Bill Crow’s Band Room

Volume CXI, No. 1January, 2011

Bill Crow

The Al Cohn Memorial Jazz Collection at East Stroudsburg University of Pennsylvania publishes a very good jazz magazine called “The Note,” three times a year. Phil Woods had been a regular columnist there for several years, but took some time off to write his memoir titled “My Life in E Flat.” With the book finished, Phil’s column returned to “The Note” in the latest issue, to everyone’s delight. Here’s one of the items in it:

A beautiful young girl was hitting on alto man Gene Quill in Charlie’s Tavern and he was not paying much attention. She got pissed off and asked him if he was gay. His reply: “Gay? I’m not even happy!”

For more information about the Al Cohn collection and “The Note,” go to

Dan Wilensky has published a musical handbook titled “Musician!,” filled with advice and stories. One of them told about a job he had to play a jazzy version of Mendelssohn’s “Wedding March” by the outer door of a church on lower Fifth Avenue when the bride and groom emerged onto the street. He arrived early, waited outside the church doors, and when they opened, went into his act:

“I saw several people coming towards the exit, so I busted into my swingin’ take on the happy tune. Heads turned, and I thought I heard a woman scream. Just as I really started jamming, I heard someone yell, ‘Stop that right now! Get out of here! What in the hell are you doing?” Another guy came running down the steps, looking like he was going to try to tackle me. I hustled my vintage Selmer to safety and braced for a confrontation. The angry fellow bellowed, ‘I don’t know who you are or why you would play such a sick joke, but you should leave right now or you’re going to get hurt.’

Assessing my options, I made a gentle inquiry: ‘Isn’t this the Parker wedding?’ ”

No, it was a funeral. The club date office had sent Dan to the wrong church.

In 1960, at a street fair in Vineyard Haven on Martha’s Vineyard, Larry Benz was playing guitar with a quintet on the sidewalk in front of the local movie theatre. They had just learned “How High The Moon,” and were playing it slightly wrong, When they finished, a woman walked up to Larry and said, “You know, the first time the melody goes up to a B-flat, and the second time is B-natural.” Larry said, “Sure. Thanks.” Then the lady said, “I’m Nancy Hamilton. I wrote the lyrics.”

Randy Sandke gave me this one, about a bassist Lew Tabackin knew of. The bassist wanted to play with an avant-garde pianist, but the pianist, fearing he wouldn’t fit in, told him, “I don’t think you understand my music. Even I don’t understand my music.”

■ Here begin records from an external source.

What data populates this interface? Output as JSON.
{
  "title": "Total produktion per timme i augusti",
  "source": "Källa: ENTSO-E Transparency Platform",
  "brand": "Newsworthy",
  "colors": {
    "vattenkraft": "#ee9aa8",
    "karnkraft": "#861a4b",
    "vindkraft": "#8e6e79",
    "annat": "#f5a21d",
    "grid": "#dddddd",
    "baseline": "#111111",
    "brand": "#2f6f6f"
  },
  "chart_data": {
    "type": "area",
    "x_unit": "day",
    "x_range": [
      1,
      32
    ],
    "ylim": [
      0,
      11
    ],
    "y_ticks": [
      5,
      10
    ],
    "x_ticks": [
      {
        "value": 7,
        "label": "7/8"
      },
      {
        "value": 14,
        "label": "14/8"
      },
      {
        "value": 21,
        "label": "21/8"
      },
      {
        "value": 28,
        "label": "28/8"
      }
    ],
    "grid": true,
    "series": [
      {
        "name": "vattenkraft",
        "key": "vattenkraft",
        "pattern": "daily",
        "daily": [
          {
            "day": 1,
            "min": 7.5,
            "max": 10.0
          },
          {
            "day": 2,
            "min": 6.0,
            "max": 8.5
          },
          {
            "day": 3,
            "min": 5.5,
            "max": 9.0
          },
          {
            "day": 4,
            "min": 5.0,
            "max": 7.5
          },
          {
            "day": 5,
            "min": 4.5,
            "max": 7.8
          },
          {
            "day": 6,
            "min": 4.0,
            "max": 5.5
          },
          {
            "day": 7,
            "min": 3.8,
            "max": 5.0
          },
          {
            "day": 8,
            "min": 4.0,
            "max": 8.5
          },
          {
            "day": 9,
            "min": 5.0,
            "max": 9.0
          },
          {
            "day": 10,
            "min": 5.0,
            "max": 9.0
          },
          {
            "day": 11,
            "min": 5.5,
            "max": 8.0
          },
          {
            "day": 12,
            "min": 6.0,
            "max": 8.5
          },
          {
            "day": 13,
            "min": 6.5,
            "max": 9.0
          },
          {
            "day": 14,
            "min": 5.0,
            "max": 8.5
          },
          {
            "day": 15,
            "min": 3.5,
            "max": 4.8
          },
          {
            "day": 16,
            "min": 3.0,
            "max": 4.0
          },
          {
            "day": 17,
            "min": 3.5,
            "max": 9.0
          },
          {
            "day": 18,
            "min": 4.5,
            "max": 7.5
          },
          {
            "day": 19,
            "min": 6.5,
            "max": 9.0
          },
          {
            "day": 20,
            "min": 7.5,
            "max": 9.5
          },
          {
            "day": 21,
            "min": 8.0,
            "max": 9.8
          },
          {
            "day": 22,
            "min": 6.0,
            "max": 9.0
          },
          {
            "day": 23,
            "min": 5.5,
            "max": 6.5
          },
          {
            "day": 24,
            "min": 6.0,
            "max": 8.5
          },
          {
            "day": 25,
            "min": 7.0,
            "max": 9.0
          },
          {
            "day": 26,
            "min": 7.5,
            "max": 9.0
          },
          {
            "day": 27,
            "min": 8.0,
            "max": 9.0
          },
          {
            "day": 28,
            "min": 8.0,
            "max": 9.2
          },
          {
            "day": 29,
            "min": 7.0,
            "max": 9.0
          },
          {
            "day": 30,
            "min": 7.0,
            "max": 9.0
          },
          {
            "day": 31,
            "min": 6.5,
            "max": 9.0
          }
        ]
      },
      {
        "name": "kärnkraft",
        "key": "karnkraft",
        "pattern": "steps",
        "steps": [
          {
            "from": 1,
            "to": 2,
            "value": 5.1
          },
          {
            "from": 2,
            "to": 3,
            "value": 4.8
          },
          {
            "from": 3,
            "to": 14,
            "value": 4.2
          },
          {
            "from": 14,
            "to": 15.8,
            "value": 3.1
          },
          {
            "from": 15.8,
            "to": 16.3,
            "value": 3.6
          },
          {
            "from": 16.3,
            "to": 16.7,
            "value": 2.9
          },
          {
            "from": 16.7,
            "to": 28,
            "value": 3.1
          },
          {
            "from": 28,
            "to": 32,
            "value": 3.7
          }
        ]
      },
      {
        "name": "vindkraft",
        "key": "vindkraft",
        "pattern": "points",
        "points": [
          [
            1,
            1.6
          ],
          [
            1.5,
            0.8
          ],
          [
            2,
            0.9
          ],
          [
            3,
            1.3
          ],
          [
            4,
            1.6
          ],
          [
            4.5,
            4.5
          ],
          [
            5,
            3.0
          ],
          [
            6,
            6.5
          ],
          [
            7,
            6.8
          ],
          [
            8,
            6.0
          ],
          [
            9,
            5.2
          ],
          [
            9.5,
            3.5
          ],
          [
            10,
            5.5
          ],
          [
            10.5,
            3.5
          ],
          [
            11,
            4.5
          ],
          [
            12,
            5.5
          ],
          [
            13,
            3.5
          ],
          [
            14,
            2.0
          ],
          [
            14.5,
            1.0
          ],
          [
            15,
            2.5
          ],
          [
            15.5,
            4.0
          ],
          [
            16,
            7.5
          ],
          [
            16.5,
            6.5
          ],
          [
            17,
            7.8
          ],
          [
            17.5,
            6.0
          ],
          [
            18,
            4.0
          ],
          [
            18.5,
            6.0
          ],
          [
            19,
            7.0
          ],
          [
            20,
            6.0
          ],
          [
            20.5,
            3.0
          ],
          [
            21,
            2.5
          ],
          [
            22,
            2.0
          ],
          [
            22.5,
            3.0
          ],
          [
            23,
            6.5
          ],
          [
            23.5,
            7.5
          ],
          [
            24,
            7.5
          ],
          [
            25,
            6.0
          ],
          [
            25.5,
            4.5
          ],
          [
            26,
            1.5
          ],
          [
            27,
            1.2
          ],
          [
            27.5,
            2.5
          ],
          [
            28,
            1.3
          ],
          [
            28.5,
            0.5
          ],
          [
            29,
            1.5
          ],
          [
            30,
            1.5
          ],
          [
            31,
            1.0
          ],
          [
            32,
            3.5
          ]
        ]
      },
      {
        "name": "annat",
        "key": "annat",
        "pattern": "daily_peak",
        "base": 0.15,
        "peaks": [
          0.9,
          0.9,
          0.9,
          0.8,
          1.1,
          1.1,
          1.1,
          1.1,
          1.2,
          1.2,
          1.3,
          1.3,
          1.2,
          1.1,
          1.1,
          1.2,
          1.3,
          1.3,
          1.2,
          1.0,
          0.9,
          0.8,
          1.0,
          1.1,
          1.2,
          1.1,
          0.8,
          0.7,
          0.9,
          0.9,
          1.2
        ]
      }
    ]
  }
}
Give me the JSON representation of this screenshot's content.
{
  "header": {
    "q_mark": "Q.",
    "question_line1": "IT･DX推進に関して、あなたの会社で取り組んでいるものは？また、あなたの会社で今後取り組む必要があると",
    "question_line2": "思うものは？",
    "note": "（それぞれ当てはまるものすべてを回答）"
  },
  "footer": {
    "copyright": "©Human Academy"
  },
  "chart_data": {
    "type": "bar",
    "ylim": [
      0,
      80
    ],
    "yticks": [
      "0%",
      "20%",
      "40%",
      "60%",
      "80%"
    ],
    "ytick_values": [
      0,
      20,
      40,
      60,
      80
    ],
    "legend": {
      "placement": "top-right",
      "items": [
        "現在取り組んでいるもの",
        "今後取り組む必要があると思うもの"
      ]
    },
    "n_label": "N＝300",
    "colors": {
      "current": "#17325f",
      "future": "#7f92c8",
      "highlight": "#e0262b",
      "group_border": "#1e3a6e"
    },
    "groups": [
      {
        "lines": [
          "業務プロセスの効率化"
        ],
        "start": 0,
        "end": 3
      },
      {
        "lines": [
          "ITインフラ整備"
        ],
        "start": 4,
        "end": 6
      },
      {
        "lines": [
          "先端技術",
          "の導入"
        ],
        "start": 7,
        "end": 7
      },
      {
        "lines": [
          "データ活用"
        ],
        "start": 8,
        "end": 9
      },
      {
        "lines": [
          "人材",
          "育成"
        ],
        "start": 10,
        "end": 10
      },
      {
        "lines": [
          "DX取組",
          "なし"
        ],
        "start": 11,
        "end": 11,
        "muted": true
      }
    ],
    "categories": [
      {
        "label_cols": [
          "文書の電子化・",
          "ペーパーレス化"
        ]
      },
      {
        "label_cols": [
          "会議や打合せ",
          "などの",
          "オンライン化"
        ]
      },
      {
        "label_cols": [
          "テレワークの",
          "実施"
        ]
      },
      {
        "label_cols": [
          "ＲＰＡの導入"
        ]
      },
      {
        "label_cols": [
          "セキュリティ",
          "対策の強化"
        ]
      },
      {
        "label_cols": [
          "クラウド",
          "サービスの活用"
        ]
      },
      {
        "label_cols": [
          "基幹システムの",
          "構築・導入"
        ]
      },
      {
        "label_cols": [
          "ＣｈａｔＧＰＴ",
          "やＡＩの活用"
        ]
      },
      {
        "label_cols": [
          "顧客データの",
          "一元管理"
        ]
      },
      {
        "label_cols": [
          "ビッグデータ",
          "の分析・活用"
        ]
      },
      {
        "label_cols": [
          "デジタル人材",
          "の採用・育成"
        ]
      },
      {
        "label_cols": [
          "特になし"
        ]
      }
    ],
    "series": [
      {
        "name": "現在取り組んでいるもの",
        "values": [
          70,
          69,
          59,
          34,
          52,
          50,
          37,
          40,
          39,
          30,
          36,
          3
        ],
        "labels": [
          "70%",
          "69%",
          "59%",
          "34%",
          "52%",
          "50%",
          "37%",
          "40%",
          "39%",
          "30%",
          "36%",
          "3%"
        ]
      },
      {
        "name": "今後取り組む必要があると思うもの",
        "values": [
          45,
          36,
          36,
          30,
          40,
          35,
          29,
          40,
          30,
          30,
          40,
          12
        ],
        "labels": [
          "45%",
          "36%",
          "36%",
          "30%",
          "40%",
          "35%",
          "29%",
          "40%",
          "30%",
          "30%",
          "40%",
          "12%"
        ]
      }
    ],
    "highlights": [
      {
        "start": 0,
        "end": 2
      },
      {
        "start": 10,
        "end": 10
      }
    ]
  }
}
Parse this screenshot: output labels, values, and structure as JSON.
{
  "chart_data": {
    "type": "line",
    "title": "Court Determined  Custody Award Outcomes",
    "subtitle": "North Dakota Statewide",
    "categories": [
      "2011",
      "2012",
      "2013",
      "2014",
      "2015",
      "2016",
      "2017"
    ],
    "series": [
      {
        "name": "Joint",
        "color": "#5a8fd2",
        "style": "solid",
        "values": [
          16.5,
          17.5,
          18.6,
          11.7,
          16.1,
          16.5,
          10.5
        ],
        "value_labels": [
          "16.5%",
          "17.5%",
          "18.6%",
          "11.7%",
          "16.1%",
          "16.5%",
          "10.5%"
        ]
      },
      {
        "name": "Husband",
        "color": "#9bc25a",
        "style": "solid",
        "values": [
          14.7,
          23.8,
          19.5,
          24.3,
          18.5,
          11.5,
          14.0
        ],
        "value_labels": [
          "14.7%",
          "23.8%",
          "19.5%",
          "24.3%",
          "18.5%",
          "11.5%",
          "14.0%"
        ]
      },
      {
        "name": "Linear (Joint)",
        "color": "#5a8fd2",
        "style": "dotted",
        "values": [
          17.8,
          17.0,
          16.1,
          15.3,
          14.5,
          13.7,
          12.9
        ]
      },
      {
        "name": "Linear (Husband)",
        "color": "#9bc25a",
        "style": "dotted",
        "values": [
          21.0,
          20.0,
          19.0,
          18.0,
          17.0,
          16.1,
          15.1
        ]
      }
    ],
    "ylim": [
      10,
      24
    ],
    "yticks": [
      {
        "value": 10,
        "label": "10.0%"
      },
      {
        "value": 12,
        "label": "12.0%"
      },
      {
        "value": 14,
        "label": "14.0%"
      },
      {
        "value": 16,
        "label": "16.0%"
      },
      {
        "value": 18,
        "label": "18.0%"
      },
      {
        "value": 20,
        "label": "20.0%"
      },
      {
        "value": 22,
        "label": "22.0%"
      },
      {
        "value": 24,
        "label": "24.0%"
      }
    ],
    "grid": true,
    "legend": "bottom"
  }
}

Bill Wurtzel was playing solo guitar in a restaurant. He saw a friend of his come in the front door and head for the men’s room. When he came out, he went right back outside without crossing the room to where Bill was playing, to say hello. Later, Bill called his friend to ask about his odd behavior. The friend said he didn’t know Bill was playing there. He was just driving by and had to use the john.

The late Hale Rood, a fine composer and arranger, was also a prodigious eater. One evening, at the old China Song, (which became the musicians’ midtown hangout for a few years after Jim and Andy’s closed), Hale walked in with a couple of friends and sat down at a table. The waiter brought over the menu and stood waiting while Hale perused it. Hale then handed it back to the waiter and said, “That’ll be fine.”

Hale kept a large pet snake in his apartment. One night, while he stood talking to friends in front of the China Song, a rather nefarious looking individual sidled up to Hale and whispered something to him. Hale reached in his pocket and produced a couple of bills, which the man quickly pocketed as he disappeared around the corner. Hale said to the rest of us, “He’s my connection. For rats, for the snake.”

Another couple of items from Randy Sandke: He once heard the late trombonist extraordinaire Joel Helleny remark, “Playing someone else’s improvised solo is like wearing someone else’s underwear.”

And Randy told me about Spanky Davis, the jazz trumpet player who fits the appellation “Mr. Five by Five” as aptly as did Jimmy Rushing, the original owner of that moniker. Spanky squeezed into a cab one day and gave the driver the address of his gig in the Bronx, but the driver refused to go there. Spanky said, “Well, take me where you want to go, then, ‘cause I’m not getting out of the cab!”

Howard Danziger sent me an e-mail to let me know that the humorous definitions from the entertainment industry that I passed along in my last column were written my him, and appeared in his book “88 Keys to Failure,” which he wrote in 2001. Sorry about that, Howard. They were sent to me without attribution.